Okay, scratch all of the stuff I said before in every free write. I have no idea what I’m talking about. I am an idiot.

I am examining truths at my own pace. I reserve the right to be mediocre, and I reserve the right to be average. I especially reserve my right to be slow.

So I’m laying in bed right now, on my damn phone. Writing and stuff. Just trying, I don’t know. All of this keeping-it-real stuff sure does startle me easily. Honestly, can most everyday people stomach the self-centered, aggressively mundane, groans of an aging manboy (a voice that some everyday people (pale nerds with boring family issues) need validated) without comic frills and self-deprecation added as a courtesy? I know I can’t. It really is funny though, and I like laughing. I am growing comfortable with the idea of being flawed, and there’s weird humor in that. Even so, what I think qualifies as a flaw is changing all of the time. Same goes with what I think it means to love, be happy, be empathetic, be a good listener, etc. I have to remind myself that I’m not a killer, or a liar, thief, manipulator, or arsonist. But I am sometimes an idiot. I wish more people would be willing to admit to also being idiots. I was raised by people who, by all means possible, would not even deny that they are idiots because denial would mean admitting to the very existence of the possibility that they are in fact idiots. Idiot, to them, is abstract, and this is obviously an unconscious preference. I’d like to think that this comes with some meaningful consequence, but these days I’m not even sure of that. There are so many deluded people in positions of power, from your cringey, narcissistic manager, to the US president, who have both the social clout and skillful emotional ignorance to, for the most part, totally ignore how deluded and small and selfish and mean they are. Humility, or even honesty, don’t even seem to be worth the psychic rest they give you.

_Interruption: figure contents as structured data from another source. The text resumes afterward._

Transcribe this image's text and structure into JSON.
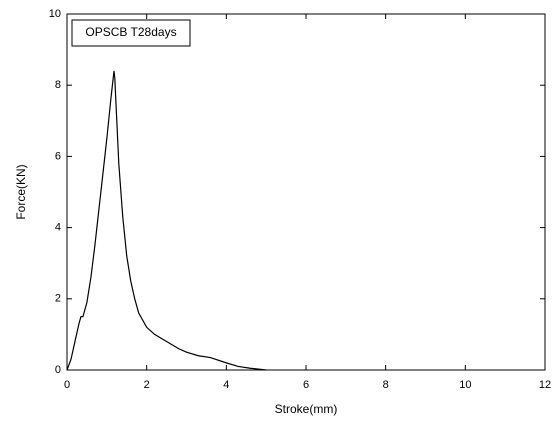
{
  "chart_data": {
    "type": "line",
    "x_label": "Stroke(mm)",
    "y_label": "Force(KN)",
    "xlim": [
      0,
      12
    ],
    "xticks": [
      0,
      2,
      4,
      6,
      8,
      10,
      12
    ],
    "ylim": [
      0,
      10
    ],
    "yticks": [
      0,
      2,
      4,
      6,
      8,
      10
    ],
    "x": [
      0,
      0.1,
      0.2,
      0.3,
      0.35,
      0.4,
      0.5,
      0.6,
      0.7,
      0.8,
      0.9,
      1.0,
      1.1,
      1.18,
      1.2,
      1.25,
      1.3,
      1.4,
      1.5,
      1.6,
      1.7,
      1.8,
      2.0,
      2.2,
      2.5,
      2.8,
      3.0,
      3.3,
      3.6,
      4.0,
      4.3,
      4.6,
      5.0
    ],
    "series": [
      {
        "name": "OPSCB T28days",
        "color": "#000000",
        "values": [
          0,
          0.3,
          0.8,
          1.3,
          1.5,
          1.5,
          1.9,
          2.6,
          3.5,
          4.5,
          5.5,
          6.5,
          7.6,
          8.4,
          8.2,
          7.0,
          5.8,
          4.3,
          3.2,
          2.5,
          2.0,
          1.6,
          1.2,
          1.0,
          0.8,
          0.6,
          0.5,
          0.4,
          0.35,
          0.2,
          0.1,
          0.05,
          0
        ]
      }
    ]
  }
}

I get where this perspective gets all too close to being humble-braggy, self-righteous, woe-is-me, obnoxiously, uselessly cynical, and just generally angry at the world. Weirdly, these kinds of perspectives, in this case, the cynical-pale- nerd-with-family-issues perspective, seem to always horseshoe around to making the person complaining seem to be exactly what’s they are criticizing. Things are more nuanced than that and I don’t have the patience now to point out why pointing out hypocrisy wherever you see it is not really all that noble but is instead an effective way for idiots to validate their own biased, unconscious, boring, and predictably cynical world view, and to ignore considering the complexities in everyday life attitudes. Because that’s hard. Listening to others is hard.

But I’m dying slowly. I am accidentally breathing on a very pretty rock. I’m going to be funny about all of this, because I’m honestly just sad, and chronically anxious, and (stereotypically for pale nerds with boring family issues) straight up empty.

freewrite 7 (cut this one short because i had to shit)

I should read more. There’s this quote in Arthur Schopenahuer’s book Essays and Aphorisms that I like to sling out at every available opportunity, like the vibrant brainlet that I am.

He says something along the lines of, there’s a difference between a thinker and a scholar, and that you should be able to be both. Scholars read, and absorb information. Thinkers take that information and use it to create a clearer sense of understanding. The person who is always reading is not always thinking, the person who is always thinking will always run out of things to think about if not for new information to use as a basis for thinking. Anyway, I’m feeling like that. I guess these freewrites have been helping me get some of these thoughts out of my head, however mundane or half-baked they are. I get them out. I get to let go of them now. Now, I think, I’m craving more to think about.

But yeah, I guess, there’s my little speech about Schopenhauer and thinking and learning.

I haven’t had coffee this morning. It made me a little too wired yesterday morning, so, you know, laying off of it. I’m wearing a blanket over my lap. Legs still to my chest. I don’t know, it’s comfortable, cozy, warm. I was thinking of buying some candles. I REALLY have to shit so I’m going to cut this freewrite short.